Vous avez en main le dernier numéro de Vacarme.

Vacarme a été portée pendant près de vingt-cinq ans par un comité de rédaction soucieux de repenser les catégories politiques à partir des expériences minoritaires, dans des textes poétiques ou polémiques, de fiction ou de réflexion, en donnant la parole à d’autres manières d’être, d’agir, de percevoir. Nous avons mené ce programme éditorial en cherchant à ouvrir un espace particulier aux arts et aux formes esthétiques avec lesquels notre réel se construit, comme à d’autres façons d’écrire les sciences sociales, l’histoire, la philosophie… Initié par des militant·e·s d’Act Up, ce projet a rapidement été rejoint par des activistes du Gisti, de Nous sommes la Gauche, d’AC !, tout·e·s mu·e·s par la volonté d’ancrer les recherches de la revue dans l’actualité politique, et ce depuis les luttes locales et autonomes, en-deçà et en marge des formes de mobilisation traditionnelles. Notre engagement éditorial était nourri d’un désir de rencontres et de discussions entre théoricien·ne·s, activistes, artistes d’horizons divers. L’une de nos convictions était que les formes esthétiques conditionnent l’apparition et l’issue de nos combats politiques. Que les pratiques, artistiques, de résistance, de terrain, réalisent des formes politiques, cruciales et fondatrices. Mais nos désirs éditoriaux ont évolué dans des directions multiples. Les forces humaines et matérielles se sont peu à peu épuisées. D’autres lieux de pensée ou d’action nous ont parfois sollicités, conduisant à nous inscrire dans des trajectoires différentes. Nous avons décidé d’en prendre acte. Vacarme s’arrête avec ce numéro 89.
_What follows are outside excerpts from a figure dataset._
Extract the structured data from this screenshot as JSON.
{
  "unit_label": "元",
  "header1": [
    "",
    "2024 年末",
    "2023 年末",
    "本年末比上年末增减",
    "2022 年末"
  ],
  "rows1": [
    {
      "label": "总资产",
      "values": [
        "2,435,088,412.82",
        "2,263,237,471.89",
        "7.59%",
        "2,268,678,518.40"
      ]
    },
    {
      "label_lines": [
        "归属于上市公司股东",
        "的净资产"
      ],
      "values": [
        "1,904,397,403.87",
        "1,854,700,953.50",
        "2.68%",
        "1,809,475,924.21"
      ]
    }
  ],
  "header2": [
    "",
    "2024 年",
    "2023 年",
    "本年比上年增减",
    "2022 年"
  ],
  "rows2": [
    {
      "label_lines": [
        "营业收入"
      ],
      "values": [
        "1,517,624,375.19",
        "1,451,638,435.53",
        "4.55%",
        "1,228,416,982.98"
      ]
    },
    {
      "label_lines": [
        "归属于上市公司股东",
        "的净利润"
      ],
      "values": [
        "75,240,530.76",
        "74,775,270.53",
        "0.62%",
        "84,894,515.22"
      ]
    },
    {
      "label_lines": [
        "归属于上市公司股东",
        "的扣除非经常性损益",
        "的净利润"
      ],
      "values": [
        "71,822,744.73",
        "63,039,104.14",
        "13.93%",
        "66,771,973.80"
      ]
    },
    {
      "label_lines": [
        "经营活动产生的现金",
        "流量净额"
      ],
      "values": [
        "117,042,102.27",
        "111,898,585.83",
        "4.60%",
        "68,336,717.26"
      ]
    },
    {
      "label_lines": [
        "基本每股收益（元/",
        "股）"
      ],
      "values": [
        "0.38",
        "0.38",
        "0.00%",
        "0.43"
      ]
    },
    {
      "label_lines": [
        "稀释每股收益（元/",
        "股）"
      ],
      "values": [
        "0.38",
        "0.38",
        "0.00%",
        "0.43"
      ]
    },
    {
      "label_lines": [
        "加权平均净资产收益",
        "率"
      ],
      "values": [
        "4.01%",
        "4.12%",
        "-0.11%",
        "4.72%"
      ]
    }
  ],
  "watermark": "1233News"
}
Cet arrêt a lieu dans un contexte de mobilisations politiques intenses. Depuis 2014, on assiste à une intensification de la violence et de la répression politiques. Ce nouveau régime de la force fait peser sur les exilé·e·s, les habitant·e·s des quartiers, les lycéen·ne·s, les militant·e·s, la menace d’un ordre répressif en recomposition. Les Gilets jaunes sont ainsi apparus comme les acteurs d’une re-territorialisation insurrectionnelle de la politique quotidienne. Sur les ronds-points comme au cœur des villes s’est réinventée une certaine idée des solidarités locales échappant aux organisations qui, depuis deux siècles, encadraient leur expression. Les formes de luttes et de résistances ont gagné en radicalité au moment où se revendiquaient les signaux d’une appartenance universelle (la voiture, La Marseillaise, le peuple). Les centaines de blessé·e·s, l’ampleur des mutilations, la mort de Zineb Redouane, Steve Maia Caniço et Cédric Chouviat (après Adama Traoré, Gaye Camara, Amine Bentounsi et les innombrables morts de banlieue) témoigne de la volonté de minoriser ce mouvement, de marquer définitivement les corps révoltés, comme le sont les corps racialisés depuis l’époque coloniale. Aujourd’hui, plus d’un an après le début des Gilets jaunes, la grève contre la réforme des retraites est en passe de devenir l’une des plus longues de l’histoire de la Cinquième République.

Ce mouvement contre les retraites a aussi été marqué par une intervention significative de la culture et des artistes, à l’image des cortèges d’Art en grève ou des spectacles publics présentés par les membres de l’Opéra de Paris. C’est cet entrelacement que nous avons cherché à penser. C’est celui-là aussi qui a conduit les quatre finalistes du Turner Prize 2019, Tai Shani, Lawrence Abu Hamdan, Helen Cammock et Oscar Murillo à demander — et à obtenir — de recevoir collectivement ce prix d’art contemporain, « au nom de la communalité, de la multiplicité et de la solidarité dans l’art et dans la société ».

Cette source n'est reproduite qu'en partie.